In the previous article, we introduced Garbled Circuit. Originally, GC was mainly theoretical, but after years of optimization by many people and advancements in computer hardware, GC has now become a practically usable protocol.
Here, we’ll first introduce an important optimization: point-and-permute.
A detailed and lengthy article with tools can be found here.
Point-and-permute randomly appends two different pointer bits to the two keys on the same wire.
We’ll get (key0 + 0, key1 + 1) or (key0 + 1, key1 + 0).
Since 0 1 or 1 0 is random, this bit is unrelated to the value represented by the key.
Because it’s unrelated, even if we sort the encrypted output labels using the pointer bits at the end of their input keys, it won’t leak any information!
For example, even if I know that the pointer bits of the input keys corresponding to this output label are 0 0 after sorting, it doesn’t mean anything. Because the bits at the end are randomly paired with the keys at the front, the values represented by the original keys could still be any of 00 01 10 11.
We replace the original “shuffle” with “append random pointer bits + sort by pointer bits”.
This approach has several impacts:
Because the ciphertexts are already sorted, when the evaluator gets the labels of two input wires, they can directly decrypt the ciphertext pointed to by the pointer bits. Decryption will directly reduce from an average of 2.5 times to 1 time.
Originally, to ensure that only one of the four ciphertexts could be decrypted, it might be necessary to append some strings after the plaintext to verify correctness. This approach would worsen the bandwidth problem, but using point-and-permute eliminates this issue.
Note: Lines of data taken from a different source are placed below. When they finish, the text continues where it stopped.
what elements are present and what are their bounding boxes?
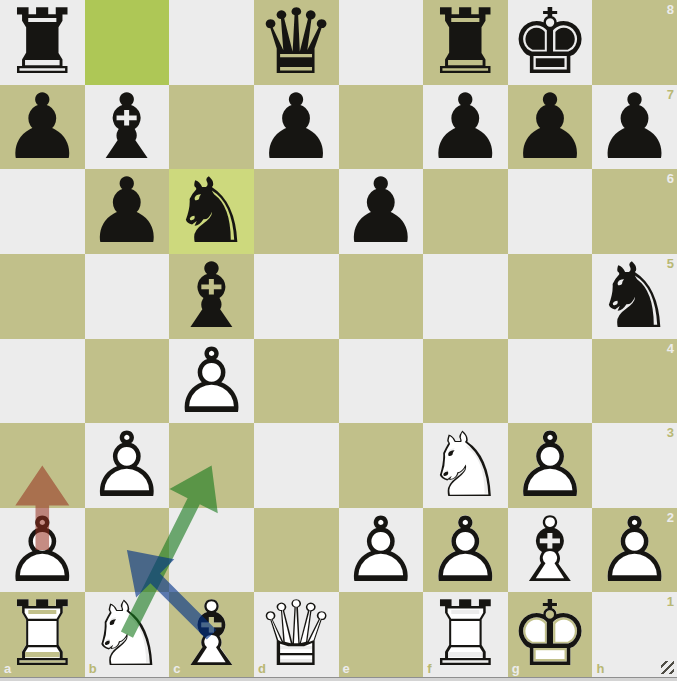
piece-glyph: ♛	[254, 0, 339, 85]
coord-file-d: d	[258, 662, 266, 675]
square-f1[interactable]: ♜♖f	[423, 592, 508, 677]
square-a1[interactable]: ♜♖a	[0, 592, 85, 677]
square-c2[interactable]	[169, 508, 254, 593]
piece-white-pawn[interactable]: ♟♙	[508, 423, 593, 508]
square-c4[interactable]: ♟♙	[169, 339, 254, 424]
square-f3[interactable]: ♞♘	[423, 423, 508, 508]
square-a2[interactable]: ♟♙	[0, 508, 85, 593]
coord-file-f: f	[427, 662, 431, 675]
square-d1[interactable]: ♛♕d	[254, 592, 339, 677]
piece-glyph: ♟	[508, 85, 593, 170]
piece-outline-glyph: ♘	[85, 592, 170, 677]
square-g3[interactable]: ♟♙	[508, 423, 593, 508]
piece-black-pawn[interactable]: ♟	[254, 85, 339, 170]
square-e2[interactable]: ♟♙	[339, 508, 424, 593]
square-d2[interactable]	[254, 508, 339, 593]
piece-white-bishop[interactable]: ♝♗	[169, 592, 254, 677]
square-f8[interactable]: ♜	[423, 0, 508, 85]
piece-black-rook[interactable]: ♜	[423, 0, 508, 85]
piece-black-pawn[interactable]: ♟	[0, 85, 85, 170]
piece-black-knight[interactable]: ♞	[169, 169, 254, 254]
piece-outline-glyph: ♗	[169, 592, 254, 677]
coord-file-a: a	[4, 662, 11, 675]
square-a6[interactable]	[0, 169, 85, 254]
piece-outline-glyph: ♕	[254, 592, 339, 677]
coord-rank-6: 6	[667, 172, 674, 185]
square-a5[interactable]	[0, 254, 85, 339]
coord-file-b: b	[89, 662, 97, 675]
coord-rank-8: 8	[667, 3, 674, 16]
square-h5[interactable]: ♞5	[592, 254, 677, 339]
square-e6[interactable]: ♟	[339, 169, 424, 254]
square-c7[interactable]	[169, 85, 254, 170]
piece-black-pawn[interactable]: ♟	[592, 85, 677, 170]
square-d5[interactable]	[254, 254, 339, 339]
square-c6[interactable]: ♞	[169, 169, 254, 254]
square-h4[interactable]: 4	[592, 339, 677, 424]
piece-white-pawn[interactable]: ♟♙	[169, 339, 254, 424]
square-c1[interactable]: ♝♗c	[169, 592, 254, 677]
piece-black-rook[interactable]: ♜	[0, 0, 85, 85]
square-g1[interactable]: ♚♔g	[508, 592, 593, 677]
square-c5[interactable]: ♝	[169, 254, 254, 339]
piece-white-knight[interactable]: ♞♘	[423, 423, 508, 508]
square-b8[interactable]	[85, 0, 170, 85]
square-f7[interactable]: ♟	[423, 85, 508, 170]
square-d4[interactable]	[254, 339, 339, 424]
square-b1[interactable]: ♞♘b	[85, 592, 170, 677]
square-d8[interactable]: ♛	[254, 0, 339, 85]
square-b2[interactable]	[85, 508, 170, 593]
square-f2[interactable]: ♟♙	[423, 508, 508, 593]
piece-outline-glyph: ♘	[423, 423, 508, 508]
square-g5[interactable]	[508, 254, 593, 339]
piece-white-pawn[interactable]: ♟♙	[0, 508, 85, 593]
piece-glyph: ♟	[423, 85, 508, 170]
square-h6[interactable]: 6	[592, 169, 677, 254]
coord-file-h: h	[596, 662, 604, 675]
square-b7[interactable]: ♝	[85, 85, 170, 170]
square-g6[interactable]	[508, 169, 593, 254]
square-e3[interactable]	[339, 423, 424, 508]
piece-black-king[interactable]: ♚	[508, 0, 593, 85]
coord-rank-7: 7	[667, 88, 674, 101]
coord-rank-4: 4	[667, 342, 674, 355]
piece-outline-glyph: ♙	[85, 423, 170, 508]
coord-rank-5: 5	[667, 257, 674, 270]
square-a4[interactable]	[0, 339, 85, 424]
coord-file-g: g	[512, 662, 520, 675]
square-g7[interactable]: ♟	[508, 85, 593, 170]
piece-white-queen[interactable]: ♛♕	[254, 592, 339, 677]
piece-glyph: ♞	[169, 169, 254, 254]
piece-outline-glyph: ♙	[508, 423, 593, 508]
chess-board[interactable]: ♜♛♜♚8♟♝♟♟♟♟7♟♞♟6♝♞5♟♙4♟♙♞♘♟♙3♟♙♟♙♟♙♝♗♟♙2…	[0, 0, 677, 677]
coord-file-e: e	[343, 662, 350, 675]
piece-glyph: ♝	[169, 254, 254, 339]
square-b4[interactable]	[85, 339, 170, 424]
piece-glyph: ♞	[592, 254, 677, 339]
square-e1[interactable]: e	[339, 592, 424, 677]
coord-rank-1: 1	[667, 595, 674, 608]
square-e8[interactable]	[339, 0, 424, 85]
square-a8[interactable]: ♜	[0, 0, 85, 85]
piece-outline-glyph: ♙	[169, 339, 254, 424]
square-g2[interactable]: ♝♗	[508, 508, 593, 593]
square-a3[interactable]	[0, 423, 85, 508]
piece-glyph: ♟	[85, 169, 170, 254]
piece-white-pawn[interactable]: ♟♙	[339, 508, 424, 593]
square-h8[interactable]: 8	[592, 0, 677, 85]
piece-black-queen[interactable]: ♛	[254, 0, 339, 85]
piece-black-bishop[interactable]: ♝	[85, 85, 170, 170]
piece-white-pawn[interactable]: ♟♙	[423, 508, 508, 593]
piece-outline-glyph: ♙	[423, 508, 508, 593]
coord-rank-3: 3	[667, 426, 674, 439]
piece-outline-glyph: ♙	[592, 508, 677, 593]
piece-outline-glyph: ♔	[508, 592, 593, 677]
piece-glyph: ♟	[592, 85, 677, 170]
piece-white-king[interactable]: ♚♔	[508, 592, 593, 677]
piece-glyph: ♜	[423, 0, 508, 85]
board-resize-handle-icon[interactable]	[661, 661, 674, 674]
square-d7[interactable]: ♟	[254, 85, 339, 170]
square-b5[interactable]	[85, 254, 170, 339]
square-a7[interactable]: ♟	[0, 85, 85, 170]
piece-glyph: ♟	[254, 85, 339, 170]
piece-black-bishop[interactable]: ♝	[169, 254, 254, 339]
piece-white-pawn[interactable]: ♟♙	[85, 423, 170, 508]
square-c3[interactable]	[169, 423, 254, 508]
piece-outline-glyph: ♖	[0, 592, 85, 677]
coord-file-c: c	[173, 662, 180, 675]
square-g8[interactable]: ♚	[508, 0, 593, 85]
square-h7[interactable]: ♟7	[592, 85, 677, 170]
square-d6[interactable]	[254, 169, 339, 254]
piece-white-rook[interactable]: ♜♖	[0, 592, 85, 677]
piece-white-rook[interactable]: ♜♖	[423, 592, 508, 677]
piece-outline-glyph: ♖	[423, 592, 508, 677]
piece-glyph: ♚	[508, 0, 593, 85]
square-h2[interactable]: ♟♙2	[592, 508, 677, 593]
square-e5[interactable]	[339, 254, 424, 339]
square-h3[interactable]: 3	[592, 423, 677, 508]
piece-outline-glyph: ♙	[339, 508, 424, 593]
square-b3[interactable]: ♟♙	[85, 423, 170, 508]
piece-black-pawn[interactable]: ♟	[508, 85, 593, 170]
square-b6[interactable]: ♟	[85, 169, 170, 254]
piece-glyph: ♜	[0, 0, 85, 85]
square-e4[interactable]	[339, 339, 424, 424]
square-d3[interactable]	[254, 423, 339, 508]
piece-white-pawn[interactable]: ♟♙	[592, 508, 677, 593]
square-f6[interactable]	[423, 169, 508, 254]
square-e7[interactable]	[339, 85, 424, 170]
piece-glyph: ♟	[0, 85, 85, 170]
piece-glyph: ♝	[85, 85, 170, 170]
square-g4[interactable]	[508, 339, 593, 424]
piece-black-pawn[interactable]: ♟	[423, 85, 508, 170]
piece-white-bishop[interactable]: ♝♗	[508, 508, 593, 593]
piece-white-knight[interactable]: ♞♘	[85, 592, 170, 677]
piece-outline-glyph: ♗	[508, 508, 593, 593]
square-f4[interactable]	[423, 339, 508, 424]
piece-glyph: ♟	[339, 169, 424, 254]
piece-black-pawn[interactable]: ♟	[85, 169, 170, 254]
piece-black-pawn[interactable]: ♟	[339, 169, 424, 254]
chess-board-wrap: ♜♛♜♚8♟♝♟♟♟♟7♟♞♟6♝♞5♟♙4♟♙♞♘♟♙3♟♙♟♙♟♙♝♗♟♙2…	[0, 0, 677, 677]
piece-outline-glyph: ♙	[0, 508, 85, 593]
piece-black-knight[interactable]: ♞	[592, 254, 677, 339]
square-c8[interactable]	[169, 0, 254, 85]
coord-rank-2: 2	[667, 511, 674, 524]
square-f5[interactable]	[423, 254, 508, 339]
There are other optimizations like “half gates” that will make ingenious use of pointer bits, so it’s important to understand this first and not skip over it.
As mentioned in the previous article, the description here is just a summary of key points. You need to look at the detailed approach to gain insights.
TODO: The permutation obtained by this method is less than the original 4! = 24 types. But I haven’t carefully thought through whether it affects security.